The U.S. Customs and Border Protection (CBP) monitors the importation and storage of goods, but importers do have some options. When faced with the choice of foreign trade zone (FTZ) vs. bonded warehouse, keep these important points top of mind.
Foreign Trade Zone (FTZ)
The CBP defines a foreign trade zone as; “Secure areas located in or near US ports of entry. Legally, FTZs are considered to be outside the customs territory of the US for duty assessment and entry purposes.” What that means is that the goods can be foreign or domestic, and there is unlimited access and control over the movement of the products within the zone. Regardless of the point of origin, there is no customs entry to file and goods can be moved and mixed freely.
The biggest benefit to importers and 3PLs is that these locations are exempt from paying duties when the shipment arrives. In addition, there are also no duties payable on re-exported goods. Manufacturing is also allowed within an FTZ with no immediate duties or taxes payable. Payment of duties is only due when the product enters into US territory. The rate can be either the amount in effect during withdrawal or initial admission. Another strong benefit is that there is an unlimited amount of time that the goods can be warehoused in a foreign trade zone.
In many ways, bonded warehouses are similar to FTZ warehouses; however, bonded warehouses are under the direct control and supervision of the US customs officials. As with a FTZ, duties aren’t collected until the goods are withdrawn for consumption and the exportation of items is also duty-free.
Two of the major differences are that bonded warehouses are only permitted to hold foreign goods and manufacturing is not allowed.
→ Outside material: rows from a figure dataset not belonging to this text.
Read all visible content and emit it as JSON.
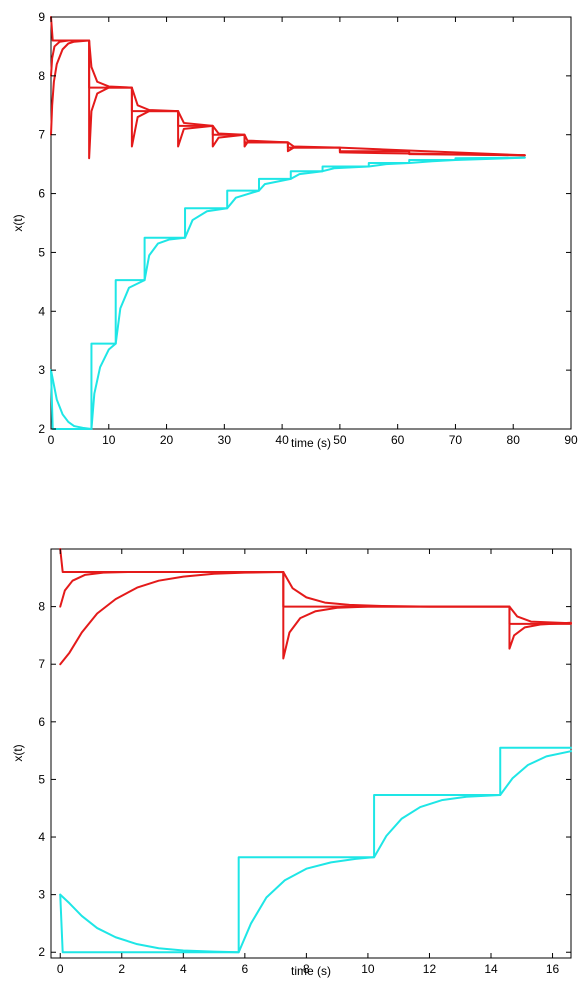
{
  "chart_data": [
    {
      "type": "line",
      "xlabel": "time (s)",
      "ylabel": "x(t)",
      "xlim": [
        0,
        90
      ],
      "ylim": [
        2,
        9
      ],
      "xticks": [
        0,
        10,
        20,
        30,
        40,
        50,
        60,
        70,
        80,
        90
      ],
      "yticks": [
        2,
        3,
        4,
        5,
        6,
        7,
        8,
        9
      ],
      "grid": false,
      "colors": {
        "upper": "#e41a1a",
        "lower": "#1ee6e6"
      },
      "switch_times": [
        0,
        6.6,
        14,
        22,
        28,
        33.5,
        36,
        41,
        45,
        50,
        55,
        62,
        70,
        82
      ],
      "series": [
        {
          "group": "upper",
          "style": "step",
          "x": [
            0,
            0.3,
            6.6,
            6.6,
            14,
            14,
            22,
            22,
            28,
            28,
            33.5,
            33.5,
            41,
            41,
            50,
            50,
            62,
            62,
            82
          ],
          "values": [
            9,
            8.6,
            8.6,
            7.8,
            7.8,
            7.4,
            7.4,
            7.15,
            7.15,
            7.0,
            7.0,
            6.87,
            6.87,
            6.78,
            6.78,
            6.72,
            6.72,
            6.67,
            6.65
          ]
        },
        {
          "group": "upper",
          "style": "curve",
          "x": [
            0,
            0.2,
            0.5,
            1,
            2,
            3,
            4,
            6.6,
            6.6,
            7,
            8,
            10,
            14,
            14,
            15,
            17,
            22,
            22,
            23,
            28,
            28,
            29,
            33.5,
            33.5,
            34,
            41,
            41,
            42,
            50,
            50,
            62,
            82
          ],
          "values": [
            7,
            7.5,
            7.9,
            8.2,
            8.45,
            8.55,
            8.58,
            8.6,
            6.6,
            7.4,
            7.7,
            7.8,
            7.8,
            6.8,
            7.3,
            7.4,
            7.4,
            6.8,
            7.1,
            7.15,
            6.8,
            6.95,
            7.0,
            6.8,
            6.87,
            6.87,
            6.72,
            6.78,
            6.78,
            6.7,
            6.68,
            6.65
          ]
        },
        {
          "group": "upper",
          "style": "curve",
          "x": [
            0,
            0.2,
            0.6,
            1.5,
            3,
            6.6,
            6.6,
            7,
            8,
            10,
            14,
            14,
            15,
            17,
            22,
            22,
            23,
            28,
            28,
            29,
            33.5,
            33.5,
            34,
            41,
            41,
            42,
            50,
            82
          ],
          "values": [
            8,
            8.3,
            8.5,
            8.58,
            8.6,
            8.6,
            8.6,
            8.15,
            7.9,
            7.82,
            7.8,
            7.8,
            7.5,
            7.42,
            7.4,
            7.4,
            7.2,
            7.15,
            7.15,
            7.02,
            7.0,
            7.0,
            6.9,
            6.87,
            6.87,
            6.8,
            6.78,
            6.65
          ]
        },
        {
          "group": "lower",
          "style": "step",
          "x": [
            0,
            0.3,
            7,
            7,
            11.2,
            11.2,
            16.2,
            16.2,
            23.2,
            23.2,
            30.5,
            30.5,
            36,
            36,
            41.5,
            41.5,
            47,
            47,
            55,
            55,
            62,
            62,
            70,
            70,
            82
          ],
          "values": [
            3,
            2,
            2,
            3.45,
            3.45,
            4.53,
            4.53,
            5.25,
            5.25,
            5.75,
            5.75,
            6.05,
            6.05,
            6.25,
            6.25,
            6.38,
            6.38,
            6.46,
            6.46,
            6.52,
            6.52,
            6.57,
            6.57,
            6.6,
            6.61
          ]
        },
        {
          "group": "lower",
          "style": "curve",
          "x": [
            0,
            1,
            2,
            3,
            4,
            5.5,
            7,
            7.5,
            8.5,
            10,
            11.2,
            12,
            13.5,
            16.2,
            17,
            18.5,
            20.5,
            23.2,
            24.5,
            27,
            30.5,
            32,
            36,
            37,
            41.5,
            43,
            47,
            49,
            55,
            58,
            62,
            66,
            70,
            82
          ],
          "values": [
            3,
            2.5,
            2.25,
            2.12,
            2.05,
            2.02,
            2.0,
            2.6,
            3.05,
            3.35,
            3.45,
            4.05,
            4.4,
            4.53,
            4.95,
            5.15,
            5.22,
            5.25,
            5.55,
            5.7,
            5.75,
            5.93,
            6.05,
            6.16,
            6.25,
            6.33,
            6.38,
            6.43,
            6.46,
            6.5,
            6.52,
            6.55,
            6.57,
            6.61
          ]
        }
      ]
    },
    {
      "type": "line",
      "xlabel": "time (s)",
      "ylabel": "x(t)",
      "xlim": [
        -0.3,
        16.6
      ],
      "ylim": [
        1.9,
        9.0
      ],
      "xticks": [
        0,
        2,
        4,
        6,
        8,
        10,
        12,
        14,
        16
      ],
      "yticks": [
        2,
        3,
        4,
        5,
        6,
        7,
        8
      ],
      "grid": false,
      "colors": {
        "upper": "#e41a1a",
        "lower": "#1ee6e6"
      },
      "series": [
        {
          "group": "upper",
          "style": "step",
          "x": [
            0,
            0.08,
            7.25,
            7.25,
            14.6,
            14.6,
            16.6
          ],
          "values": [
            9,
            8.6,
            8.6,
            8.0,
            8.0,
            7.7,
            7.7
          ]
        },
        {
          "group": "upper",
          "style": "curve",
          "x": [
            0,
            0.3,
            0.7,
            1.2,
            1.8,
            2.5,
            3.2,
            4,
            5,
            6,
            7.25,
            7.25,
            7.45,
            7.8,
            8.3,
            9,
            10,
            11,
            14.6,
            14.6,
            14.75,
            15.1,
            15.6,
            16.6
          ],
          "values": [
            7.0,
            7.2,
            7.55,
            7.88,
            8.13,
            8.33,
            8.45,
            8.52,
            8.57,
            8.59,
            8.6,
            7.1,
            7.55,
            7.8,
            7.92,
            7.98,
            8.0,
            8.0,
            8.0,
            7.27,
            7.5,
            7.64,
            7.69,
            7.72
          ]
        },
        {
          "group": "upper",
          "style": "curve",
          "x": [
            0,
            0.15,
            0.4,
            0.8,
            1.4,
            2.2,
            3.5,
            5,
            7.25,
            7.25,
            7.55,
            8.0,
            8.6,
            9.4,
            10.5,
            12,
            14.6,
            14.6,
            14.85,
            15.3,
            16.6
          ],
          "values": [
            8.0,
            8.28,
            8.45,
            8.55,
            8.59,
            8.6,
            8.6,
            8.6,
            8.6,
            8.6,
            8.32,
            8.16,
            8.07,
            8.03,
            8.01,
            8.0,
            8.0,
            8.0,
            7.83,
            7.74,
            7.71
          ]
        },
        {
          "group": "lower",
          "style": "step",
          "x": [
            0,
            0.08,
            5.8,
            5.8,
            10.2,
            10.2,
            14.3,
            14.3,
            16.6
          ],
          "values": [
            3,
            2.0,
            2.0,
            3.65,
            3.65,
            4.73,
            4.73,
            5.55,
            5.55
          ]
        },
        {
          "group": "lower",
          "style": "curve",
          "x": [
            0,
            0.3,
            0.7,
            1.2,
            1.8,
            2.5,
            3.2,
            4,
            5,
            5.8,
            6.2,
            6.7,
            7.3,
            8,
            8.8,
            9.6,
            10.2,
            10.6,
            11.1,
            11.7,
            12.4,
            13.2,
            14.3,
            14.7,
            15.2,
            15.8,
            16.6
          ],
          "values": [
            3.0,
            2.85,
            2.63,
            2.42,
            2.26,
            2.14,
            2.07,
            2.03,
            2.01,
            2.0,
            2.5,
            2.95,
            3.25,
            3.45,
            3.56,
            3.62,
            3.65,
            4.02,
            4.32,
            4.52,
            4.64,
            4.7,
            4.73,
            5.02,
            5.25,
            5.4,
            5.49
          ]
        }
      ]
    }
  ]
}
Under this type of program, each good must have a customs entry filed and duties and tariffs are assessed upon entry. Furthermore, customs maintains primary control of all goods and determines where, when and how they can be moved. Unlike FTZ areas, there is a five-year limit on goods being stored in a bonded warehouse.
FTZ vs. Bonded: Which is Right For You?
Choosing between FTZ and bonded warehouses comes down to control over the process and geographic flexibility. For some organizations, it is best to enter into an FTZ while others will benefit from a bonded warehouse. There are multiple benefits of both programs including delayed duty and tariff obligations and the ability to re-export goods without penalty, but consideration usually boils down to whichever solution is closest to your business.